2. Golongan benzodiazepine, seperti flurazepam, nitrazepam, flunitrazepam dan
triazolam.
3. Golongan alcohol dan aldehida, seperti klralhidrat dan turunannya serta paraldehida.
4. Golongan bromide, seperti garam bromide ( kalium, natrium, dan ammonium ) dan
turunan ure seperti karbromal dan bromisoval.
5. Golongan lain, seperti senyawa piperindindion (glutetimida ) dan metaqualon.

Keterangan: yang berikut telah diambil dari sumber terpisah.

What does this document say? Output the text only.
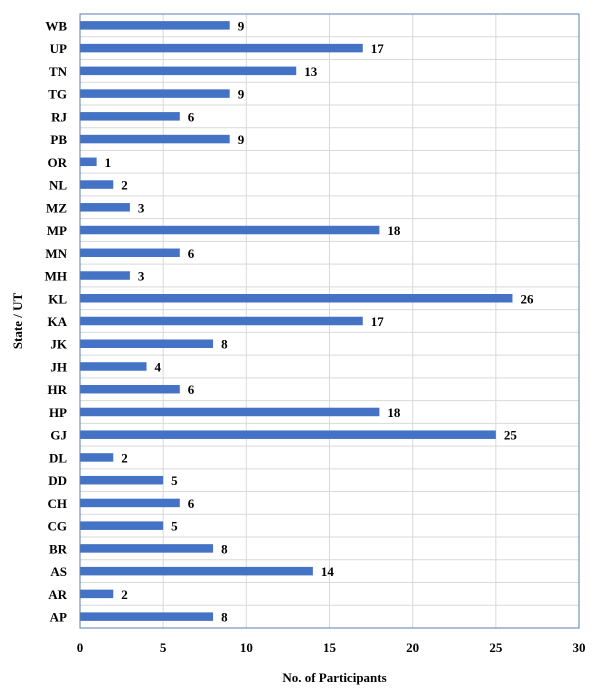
9
17
13
9
6
9
1
2
3
18
6
3
26
17
8
4
6
18
25
2
5
6
5
8
14
2
8
WB
UP
TN
TG
RJ
PB
OR
NL
MZ
MP
MN
MH
KL
KA
JK
JH
HR
HP
GJ
DL
DD
CH
CG
BR
AS
AR
AP
0	5	10	15	20	25	30
No. of Participants
State / UT
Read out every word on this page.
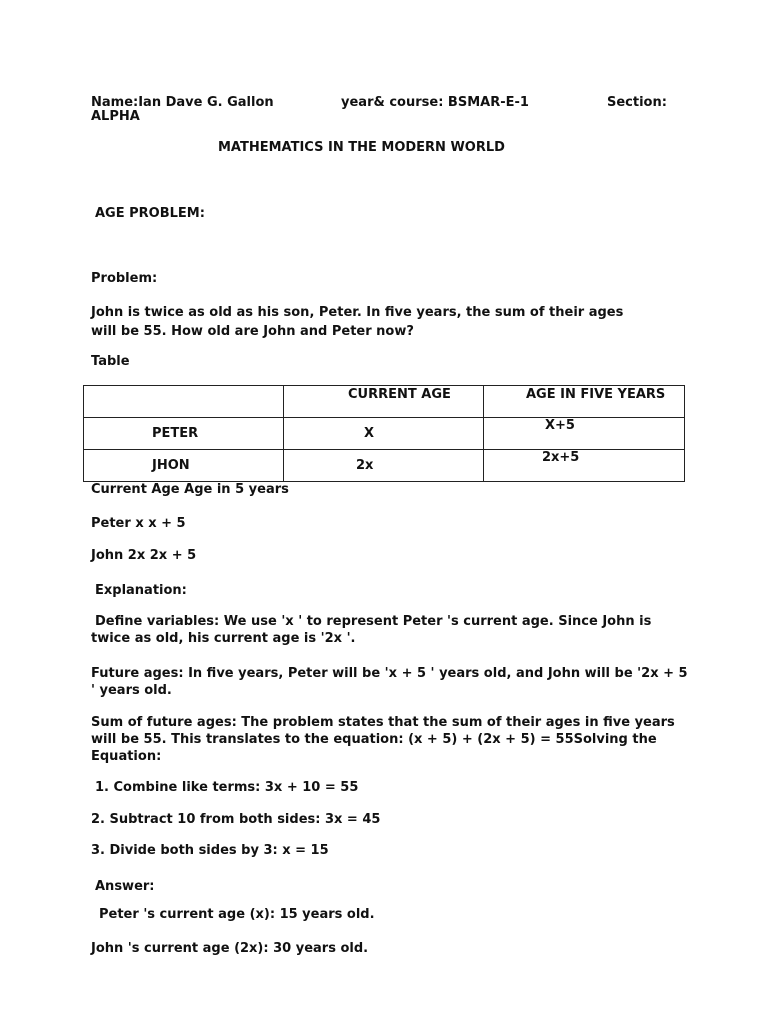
Name:Ian Dave G. Gallon	year& course: BSMAR-E-1	Section:
ALPHA
MATHEMATICS IN THE MODERN WORLD
AGE PROBLEM:
Problem:
John is twice as old as his son, Peter. In five years, the sum of their ages will be 55. How old are John and Peter now?
Table
	CURRENT AGE	AGE IN FIVE YEARS
PETER	X	X+5
JHON	2x	2x+5
Current Age Age in 5 years
Peter x x + 5
John 2x 2x + 5
Explanation:
Define variables: We use 'x ' to represent Peter 's current age. Since John is twice as old, his current age is '2x '.
Future ages: In five years, Peter will be 'x + 5 ' years old, and John will be '2x + 5 ' years old.
Sum of future ages: The problem states that the sum of their ages in five years will be 55. This translates to the equation: (x + 5) + (2x + 5) = 55Solving the Equation:
1. Combine like terms: 3x + 10 = 55
2. Subtract 10 from both sides: 3x = 45
3. Divide both sides by 3: x = 15
Answer:
Peter 's current age (x): 15 years old.
John 's current age (2x): 30 years old.
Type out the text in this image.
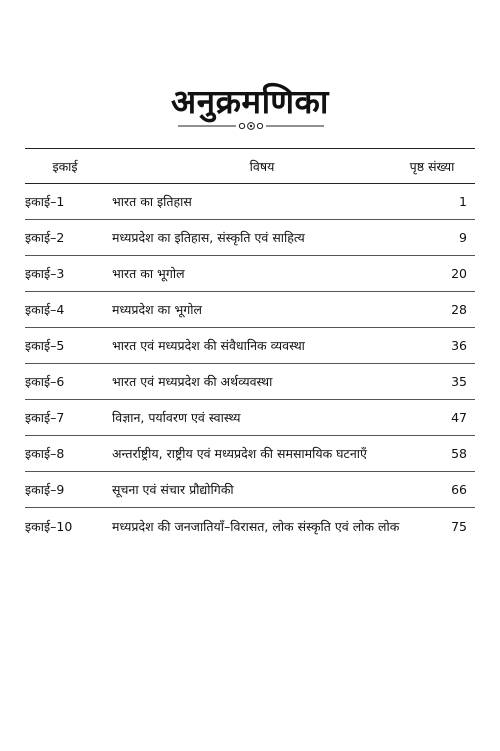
अनुक्रमणिका
इकाई	विषय	पृष्ठ संख्या
इकाई–1	भारत का इतिहास	1
इकाई–2	मध्यप्रदेश का इतिहास, संस्कृति एवं साहित्य	9
इकाई–3	भारत का भूगोल	20
इकाई–4	मध्यप्रदेश का भूगोल	28
इकाई–5	भारत एवं मध्यप्रदेश की संवैधानिक व्यवस्था	36
इकाई–6	भारत एवं मध्यप्रदेश की अर्थव्यवस्था	35
इकाई–7	विज्ञान, पर्यावरण एवं स्वास्थ्य	47
इकाई–8	अन्तर्राष्ट्रीय, राष्ट्रीय एवं मध्यप्रदेश की समसामयिक घटनाएँ	58
इकाई–9	सूचना एवं संचार प्रौद्योगिकी	66
इकाई–10	मध्यप्रदेश की जनजातियाँ–विरासत, लोक संस्कृति एवं लोक लोक	75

Obat generik, indikasi, kontra indikasi, dan efek samping
1. Diazepam
Indikasi
: hipnotika dan sedative, anti konvulsi, relaksasi, relaksasi otot dan anti
ansietas (obat epilepsi).
2. Nitrazepam
Indikasi
: seperti indikasi diazepam
Efek samping : pada pengguanaan lama terjadi kumulasi dengan efek sisa (hang over ),
gangguan koordinasi dan melantur.
3. Flunitrazepam
Indikasi
: hipnotik, sedatif, anestetik premedikasi operasi.
Efek samping : amnesia (hilang ingatan )
4. Kloral hidrat
Indikasi
: hipnotika dan sedatif
Efek samping: merusak mukosa lambung usus dan ketagihan
5. Luminal
Indikasi
: sedative, epilepsy, tetanus, dan keracunan strikhnin.